The architecture is based in the one described in the provided paper.
We use an architecture in which there is a separate output unit for each possible action, an donly the state is an input to the neural network. The main advantage of this type of architecture is the ability to compute Q-values for all possible actions in a given state with only a single forward pass through the network.
The neural network architecture consists in an two fully connected hidden layers with a ReLU activation function and a fully connected linear output layer:
- Fully connected layer - input: 37 (state size) output: 64 activation : Relu
- Fully connected layer - input: 64 output: 64 activation : Relu
- Fully connected layer - input: 64 output: 4 (action size)
The scores was a positive reward of 1 if the agent takes a yellow banana, if the agent takes a blue banana it obtains a reward of -1.

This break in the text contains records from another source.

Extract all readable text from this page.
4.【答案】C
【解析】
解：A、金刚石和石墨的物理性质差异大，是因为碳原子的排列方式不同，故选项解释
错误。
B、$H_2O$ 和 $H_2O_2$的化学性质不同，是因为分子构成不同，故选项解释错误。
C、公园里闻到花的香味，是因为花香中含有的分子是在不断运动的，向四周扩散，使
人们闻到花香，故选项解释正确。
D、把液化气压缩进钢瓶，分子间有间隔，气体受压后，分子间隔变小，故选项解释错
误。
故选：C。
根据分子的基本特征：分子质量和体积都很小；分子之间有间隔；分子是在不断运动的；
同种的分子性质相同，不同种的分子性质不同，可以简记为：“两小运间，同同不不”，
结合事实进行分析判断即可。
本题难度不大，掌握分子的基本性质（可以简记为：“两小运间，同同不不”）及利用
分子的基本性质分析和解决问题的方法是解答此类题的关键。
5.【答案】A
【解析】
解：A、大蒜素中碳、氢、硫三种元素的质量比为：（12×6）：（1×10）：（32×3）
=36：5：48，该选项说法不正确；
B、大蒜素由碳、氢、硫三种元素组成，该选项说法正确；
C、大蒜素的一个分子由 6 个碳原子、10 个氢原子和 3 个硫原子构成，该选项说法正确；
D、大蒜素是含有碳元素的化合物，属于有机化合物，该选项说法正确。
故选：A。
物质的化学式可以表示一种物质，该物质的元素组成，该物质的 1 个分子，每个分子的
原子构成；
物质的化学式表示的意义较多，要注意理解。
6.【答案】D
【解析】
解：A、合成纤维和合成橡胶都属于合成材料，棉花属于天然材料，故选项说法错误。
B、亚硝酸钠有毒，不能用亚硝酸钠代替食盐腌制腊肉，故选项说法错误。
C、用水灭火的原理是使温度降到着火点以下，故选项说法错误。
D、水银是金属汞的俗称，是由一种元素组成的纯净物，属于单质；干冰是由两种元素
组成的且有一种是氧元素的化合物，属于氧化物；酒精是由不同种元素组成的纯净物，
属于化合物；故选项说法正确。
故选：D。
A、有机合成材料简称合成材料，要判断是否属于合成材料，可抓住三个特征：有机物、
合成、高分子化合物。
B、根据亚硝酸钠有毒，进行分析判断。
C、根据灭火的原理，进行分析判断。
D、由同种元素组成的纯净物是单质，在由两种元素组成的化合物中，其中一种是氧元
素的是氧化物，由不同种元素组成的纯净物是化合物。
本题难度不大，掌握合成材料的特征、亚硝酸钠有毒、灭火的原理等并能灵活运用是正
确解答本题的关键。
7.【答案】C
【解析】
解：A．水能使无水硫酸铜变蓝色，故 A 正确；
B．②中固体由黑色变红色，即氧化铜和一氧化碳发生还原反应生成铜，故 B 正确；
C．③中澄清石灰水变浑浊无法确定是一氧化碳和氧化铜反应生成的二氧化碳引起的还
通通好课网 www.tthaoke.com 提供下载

The algorithm has a batche size of 64. The behaviour policy during training was epsilon-greedy from 1 to 0.1 with a decay of 0.995 over each episode with a minimum of 0.1 and a discount rate of 0.99.
In the training we use Adam like optimizer algorithm, a learning rate of 0.001 and a Mean Sequare Error (MSE) to regularize losses.
The target model update will be done every 4 steps, each episode has 1000 steps with a maximum of 2000 episodes.
The execution of the agent within this environment was resolved in a surprisingly 380 episodes as you can see in the image below, but this is a hardly repeteable result because it depens on the initial conditions and the randomly choosen actions.
- Extensive hyperparameter optimization
- Double Deep Q Networks
- Prioritized Experience Replay
- Dueling Deep Q Networks